Image by YL - bike path on the way to Qixing, encountering concrete breakwater structures and dark clouds

Our first day at Hualien city we attempted to cycle on rented bikes from the city's Nanbin coast to 七星潭 (Seven stars bay), a black pebble beach. There is a well-marked bike trail that will take some 2-4 hours to and from the city, depending on how many stops you take to wow at the scenery along the way! [We didn't get there in the end as it was threatening to storm and our bikes didn't have any lights.]

The trail is broken at one point by an unpleasant stretch of construction and a massive cement factory that mines rocks from the taroko mountains. The landscape changes from the beautiful ocean views to this apocalyptic monster of pipes, towers, dust and rust.

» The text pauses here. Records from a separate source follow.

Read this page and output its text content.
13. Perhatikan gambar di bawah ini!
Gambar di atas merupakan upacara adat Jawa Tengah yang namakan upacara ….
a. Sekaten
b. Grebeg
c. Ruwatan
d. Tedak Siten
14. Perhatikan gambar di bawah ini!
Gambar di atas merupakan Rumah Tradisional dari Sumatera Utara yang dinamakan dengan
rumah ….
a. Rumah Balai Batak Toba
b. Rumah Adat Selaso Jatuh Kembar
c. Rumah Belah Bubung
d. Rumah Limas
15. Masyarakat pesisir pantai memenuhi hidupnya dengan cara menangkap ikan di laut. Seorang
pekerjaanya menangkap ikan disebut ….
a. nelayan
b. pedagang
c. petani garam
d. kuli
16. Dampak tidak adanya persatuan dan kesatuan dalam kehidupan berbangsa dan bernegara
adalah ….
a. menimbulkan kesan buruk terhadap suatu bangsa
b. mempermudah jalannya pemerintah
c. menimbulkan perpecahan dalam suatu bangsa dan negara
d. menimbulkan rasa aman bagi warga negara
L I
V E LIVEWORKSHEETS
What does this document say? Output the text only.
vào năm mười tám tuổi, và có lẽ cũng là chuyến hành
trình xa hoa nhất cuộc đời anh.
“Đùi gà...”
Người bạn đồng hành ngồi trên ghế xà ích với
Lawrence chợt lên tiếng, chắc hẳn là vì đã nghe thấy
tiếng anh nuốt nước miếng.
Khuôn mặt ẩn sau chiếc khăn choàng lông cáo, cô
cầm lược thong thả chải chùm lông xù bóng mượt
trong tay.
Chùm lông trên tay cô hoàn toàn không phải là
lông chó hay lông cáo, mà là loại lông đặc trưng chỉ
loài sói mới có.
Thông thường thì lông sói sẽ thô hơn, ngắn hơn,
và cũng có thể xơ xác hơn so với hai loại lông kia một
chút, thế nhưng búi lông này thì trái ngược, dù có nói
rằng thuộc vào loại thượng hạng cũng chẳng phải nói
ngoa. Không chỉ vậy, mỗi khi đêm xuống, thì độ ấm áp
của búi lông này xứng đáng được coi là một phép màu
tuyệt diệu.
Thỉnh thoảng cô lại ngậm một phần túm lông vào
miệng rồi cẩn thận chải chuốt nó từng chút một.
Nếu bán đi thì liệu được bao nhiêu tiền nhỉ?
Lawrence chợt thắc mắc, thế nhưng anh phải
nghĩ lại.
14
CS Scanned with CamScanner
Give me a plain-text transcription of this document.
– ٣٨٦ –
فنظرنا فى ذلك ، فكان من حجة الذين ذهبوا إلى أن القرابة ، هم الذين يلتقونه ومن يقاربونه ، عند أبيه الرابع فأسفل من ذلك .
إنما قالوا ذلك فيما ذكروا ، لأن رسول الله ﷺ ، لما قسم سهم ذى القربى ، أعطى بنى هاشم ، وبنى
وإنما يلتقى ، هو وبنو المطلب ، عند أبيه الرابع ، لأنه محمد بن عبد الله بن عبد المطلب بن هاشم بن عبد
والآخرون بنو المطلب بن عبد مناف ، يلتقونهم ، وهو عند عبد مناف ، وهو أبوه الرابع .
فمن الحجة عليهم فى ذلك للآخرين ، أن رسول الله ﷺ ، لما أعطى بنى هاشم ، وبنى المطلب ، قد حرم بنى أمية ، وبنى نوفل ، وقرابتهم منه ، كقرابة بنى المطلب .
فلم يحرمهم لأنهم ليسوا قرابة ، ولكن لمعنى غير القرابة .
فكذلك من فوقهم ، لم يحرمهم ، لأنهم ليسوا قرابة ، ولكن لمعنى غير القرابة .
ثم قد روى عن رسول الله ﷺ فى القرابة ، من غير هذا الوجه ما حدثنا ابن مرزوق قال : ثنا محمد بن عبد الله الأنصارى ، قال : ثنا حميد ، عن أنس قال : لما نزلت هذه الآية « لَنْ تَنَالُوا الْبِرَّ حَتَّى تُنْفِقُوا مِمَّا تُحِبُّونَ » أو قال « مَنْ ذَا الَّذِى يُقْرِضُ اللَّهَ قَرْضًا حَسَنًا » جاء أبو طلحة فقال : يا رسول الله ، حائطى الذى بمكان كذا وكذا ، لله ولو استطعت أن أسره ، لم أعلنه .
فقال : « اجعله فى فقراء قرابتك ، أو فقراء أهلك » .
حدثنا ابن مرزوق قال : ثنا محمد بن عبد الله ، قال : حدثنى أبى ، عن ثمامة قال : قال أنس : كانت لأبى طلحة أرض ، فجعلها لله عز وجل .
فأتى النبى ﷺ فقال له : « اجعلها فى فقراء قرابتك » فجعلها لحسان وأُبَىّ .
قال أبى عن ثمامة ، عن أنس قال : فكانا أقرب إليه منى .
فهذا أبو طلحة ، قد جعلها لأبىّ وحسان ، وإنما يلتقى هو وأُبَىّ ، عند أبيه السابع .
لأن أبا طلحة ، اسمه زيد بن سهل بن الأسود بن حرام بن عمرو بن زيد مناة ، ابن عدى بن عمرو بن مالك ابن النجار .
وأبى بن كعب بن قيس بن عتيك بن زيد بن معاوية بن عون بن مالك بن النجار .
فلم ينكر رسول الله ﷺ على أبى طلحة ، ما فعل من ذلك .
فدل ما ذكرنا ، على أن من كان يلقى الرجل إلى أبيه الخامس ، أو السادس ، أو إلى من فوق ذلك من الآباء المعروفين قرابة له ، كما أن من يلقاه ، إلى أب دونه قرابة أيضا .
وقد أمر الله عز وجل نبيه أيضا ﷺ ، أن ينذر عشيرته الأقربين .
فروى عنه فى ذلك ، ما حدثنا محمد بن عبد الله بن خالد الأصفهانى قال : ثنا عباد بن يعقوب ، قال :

Cafe that looks like it's closed down, Hualien City 

We understand from the guide that it was long promised by the government that the factory would go, but this year, the factory's lease was extended again, leading to protests. I don't understand much of Taiwanese politics, but there is always a suggestion of corruption. Walking around the city, many of shops were shut. While it could be because this is not quite peak tourist season for the gorge, but beyond tourism, there was also a sense that the standoff with China was affecting the rest of the Taiwanese economy. Of course, as a tourist, I do not miss the hordes of Chinese tourists we experienced during our 2010 and 2013 trips.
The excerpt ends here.